Assemblywoman Teresa Sayward is sponsoring a companion bill. If signed by Gov. Andrew Cuomo, the law takes effect July 18 and expires July 23.
Town signs off
During a regular meeting Feb. 14, the North Elba town board unanimously approved a resolution to allow the event to be televised. The board also gave town Supervisor Roby Politi permission to sign a letter of support for Ironman.
Politi said Essex County Highway Superintendent Tony LaVigne has already offered his formal approval of the event subject to insurance requirements.
Lake Placid won't be the only Ironman in the Northeast this year. New York City and Quebec will host races on Aug. 11 and 19, respectively.
Politi said he's not concerned about the presence of two additional races.
"I think that we're all very optimistic that the race will stay in Lake Placid," he said. "This race and the Ironman Hawaii are the two most popular races."

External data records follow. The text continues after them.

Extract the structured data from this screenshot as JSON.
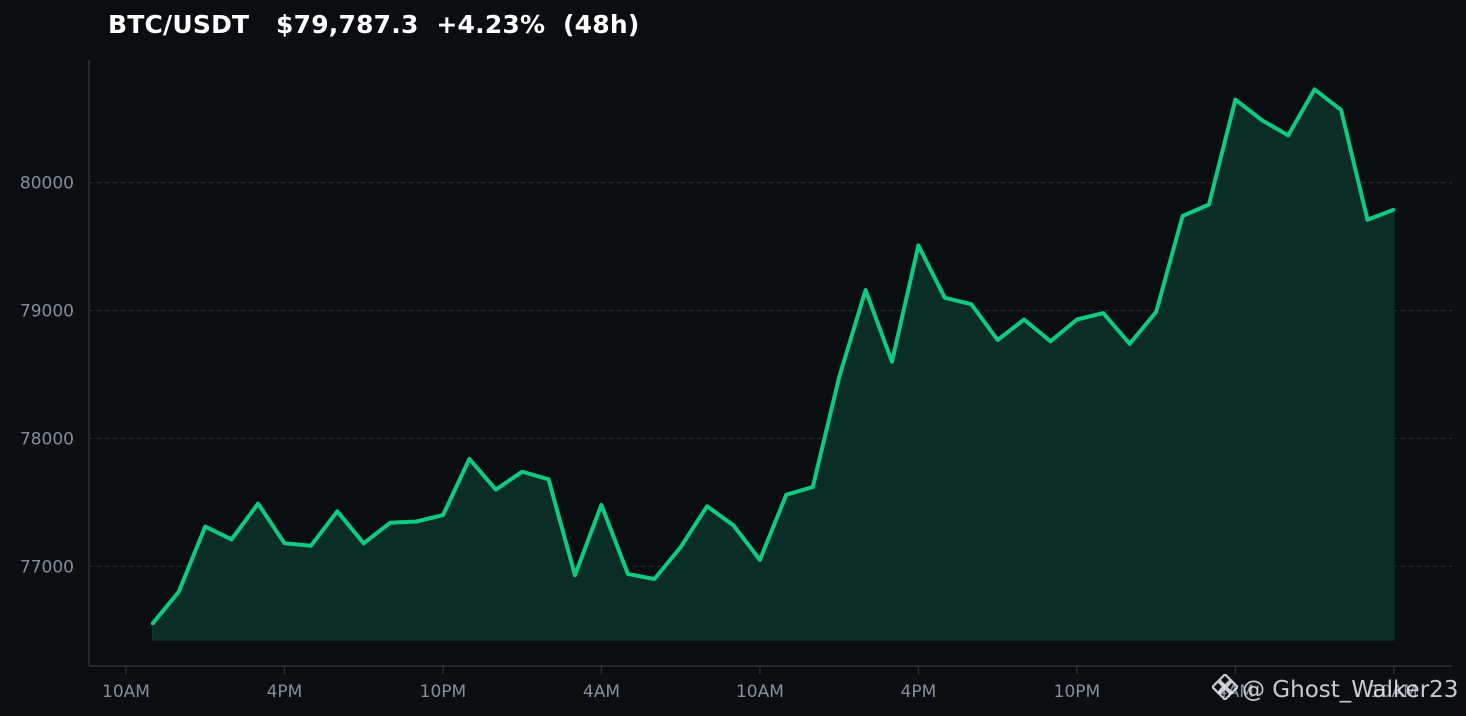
{
  "header": {
    "title": "BTC/USDT   $79,787.3  +4.23%  (48h)"
  },
  "watermark": {
    "text": "@ Ghost_Walker23",
    "icon": "binance-logo-icon"
  },
  "colors": {
    "background": "#0b0e11",
    "line": "#0ecb81",
    "fill": "#0a2e26",
    "grid": "#2b3139",
    "tick": "#848e9c"
  },
  "chart_data": {
    "type": "area",
    "title": "BTC/USDT   $79,787.3  +4.23%  (48h)",
    "xlabel": "",
    "ylabel": "",
    "x_ticks": [
      "10AM",
      "4PM",
      "10PM",
      "4AM",
      "10AM",
      "4PM",
      "10PM",
      "4AM",
      "10AM"
    ],
    "x_tick_hours": [
      0,
      6,
      12,
      18,
      24,
      30,
      36,
      42,
      48
    ],
    "y_ticks": [
      77000,
      78000,
      79000,
      80000
    ],
    "xlim": [
      -1.4,
      50.2
    ],
    "ylim": [
      76220,
      80960
    ],
    "grid": "horizontal dashed",
    "series": [
      {
        "x": [
          1,
          2,
          3,
          4,
          5,
          6,
          7,
          8,
          9,
          10,
          11,
          12,
          13,
          14,
          15,
          16,
          17,
          18,
          19,
          20,
          21,
          22,
          23,
          24,
          25,
          26,
          27,
          28,
          29,
          30,
          31,
          32,
          33,
          34,
          35,
          36,
          37,
          38,
          39,
          40,
          41,
          42,
          43,
          44,
          45,
          46,
          47,
          48
        ],
        "values": [
          76550,
          76800,
          77310,
          77210,
          77490,
          77180,
          77160,
          77430,
          77180,
          77340,
          77350,
          77400,
          77840,
          77600,
          77740,
          77680,
          76930,
          77480,
          76940,
          76900,
          77150,
          77470,
          77320,
          77050,
          77560,
          77620,
          78480,
          79160,
          78600,
          79510,
          79100,
          79050,
          78770,
          78930,
          78760,
          78930,
          78980,
          78740,
          78990,
          79740,
          79830,
          80650,
          80490,
          80370,
          80730,
          80570,
          79710,
          79790
        ]
      }
    ]
  }
}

Village Trustee Art Devlin said last week that he's been working with the Regional Office of Sustainable Tourism and a subcommittee of the LPBA to have a plaque honoring Ironman athletes placed on a rock next to the Beach House.
"It would give a photo opportunity for athletes, participants or even just tourists in the area," Devlin said.
According to Devlin, ROOST would pay for the plaque. It would be attached to a flat rock, which would be donated.
"This is one of several things the business association is working on to try to recognize Ironman," village Mayor Craig Randall said.